Why Did Buddha Wait For This Little Girl?

Once upon a time, Gautama Buddha visits a town. The entire town gathers and is waiting to listen to him, but he goes on waiting. He keeps looking backwards at the road, expecting a little 13 year old girl to come. He happened to meet her on the road and she had told him – “Wait for me. I am going to give this food to my father at the farm, but I will be back in time. Don’t forget, wait for me!”
Finally, the elders of the town said to Gautama Buddha – “For whom are you waiting? Everybody important is present, you can start your discourse.” Buddha replied – “But the person for whom I have come so far is not present yet and I have to wait.”
Finally the girl arrives and exclaims – “I am a little late, but you kept your promise! I knew you would keep your promise because I have been waiting for you since my first memory as a child, when I first became aware… I think I was four years old when I first heard your name. Your name was enough to ring a bell in my heart. And since then for ten long years…I have been waiting!!!”
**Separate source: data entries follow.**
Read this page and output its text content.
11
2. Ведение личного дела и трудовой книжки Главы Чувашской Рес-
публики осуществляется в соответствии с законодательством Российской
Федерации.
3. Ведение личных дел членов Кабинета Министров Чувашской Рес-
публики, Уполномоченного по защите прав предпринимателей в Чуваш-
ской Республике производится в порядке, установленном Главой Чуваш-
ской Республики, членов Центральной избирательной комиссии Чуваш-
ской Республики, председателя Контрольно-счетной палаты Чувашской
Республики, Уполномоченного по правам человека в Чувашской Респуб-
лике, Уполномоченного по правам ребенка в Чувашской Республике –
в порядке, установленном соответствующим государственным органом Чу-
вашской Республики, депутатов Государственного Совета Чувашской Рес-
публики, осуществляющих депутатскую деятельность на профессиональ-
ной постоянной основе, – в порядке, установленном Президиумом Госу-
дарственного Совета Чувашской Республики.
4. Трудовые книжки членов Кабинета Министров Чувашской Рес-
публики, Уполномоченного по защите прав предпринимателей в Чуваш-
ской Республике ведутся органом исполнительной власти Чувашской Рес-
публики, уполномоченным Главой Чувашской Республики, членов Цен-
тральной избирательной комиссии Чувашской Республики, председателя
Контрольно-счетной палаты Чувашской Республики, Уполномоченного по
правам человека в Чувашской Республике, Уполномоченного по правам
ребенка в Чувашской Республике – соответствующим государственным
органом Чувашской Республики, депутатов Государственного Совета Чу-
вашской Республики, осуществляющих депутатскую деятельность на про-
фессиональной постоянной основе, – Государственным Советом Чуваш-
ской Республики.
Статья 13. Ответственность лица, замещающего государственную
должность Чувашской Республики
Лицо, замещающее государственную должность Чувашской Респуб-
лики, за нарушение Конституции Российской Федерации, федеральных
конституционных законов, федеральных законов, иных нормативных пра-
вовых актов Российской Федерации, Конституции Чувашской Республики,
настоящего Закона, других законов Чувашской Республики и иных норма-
Buddha responded – “You have not been waiting in vain. You are the person who has attracted me to this village.”
At the end of his discourse, that little girl was the only one who goes to him and says:  “Initiate me. I have waited enough, and now I want to be with you.” Buddha replied “You have to be with me because your town is so far out! I cannot keep coming again and again. The road is long, and I am getting old!”
In that entire town not a single person came up to him be initiated into meditation, other than that little girl.
At night as they were getting ready to sleep, Buddha’s chief disciple Ananda asked Buddha “Master, before you go to sleep I want to ask you one question. Do you feel a certain pull towards a certain space… just like a magnetic pull?”
Buddha replied, “You are right Ananda. That is how I decide my journeys. When I feel someone is thirsty…so thirsty that without me, there is no other way for them… I have to move in that direction.”
Master moves towards the disciple and the disciple also moves towards the master. Sooner or later they are bound to meet. The meeting is not of the body, the meeting is not of the mind. The meeting is of the very soul!
It is like when you bring two lamps close to each other; the lamps remain separate but their flames become one.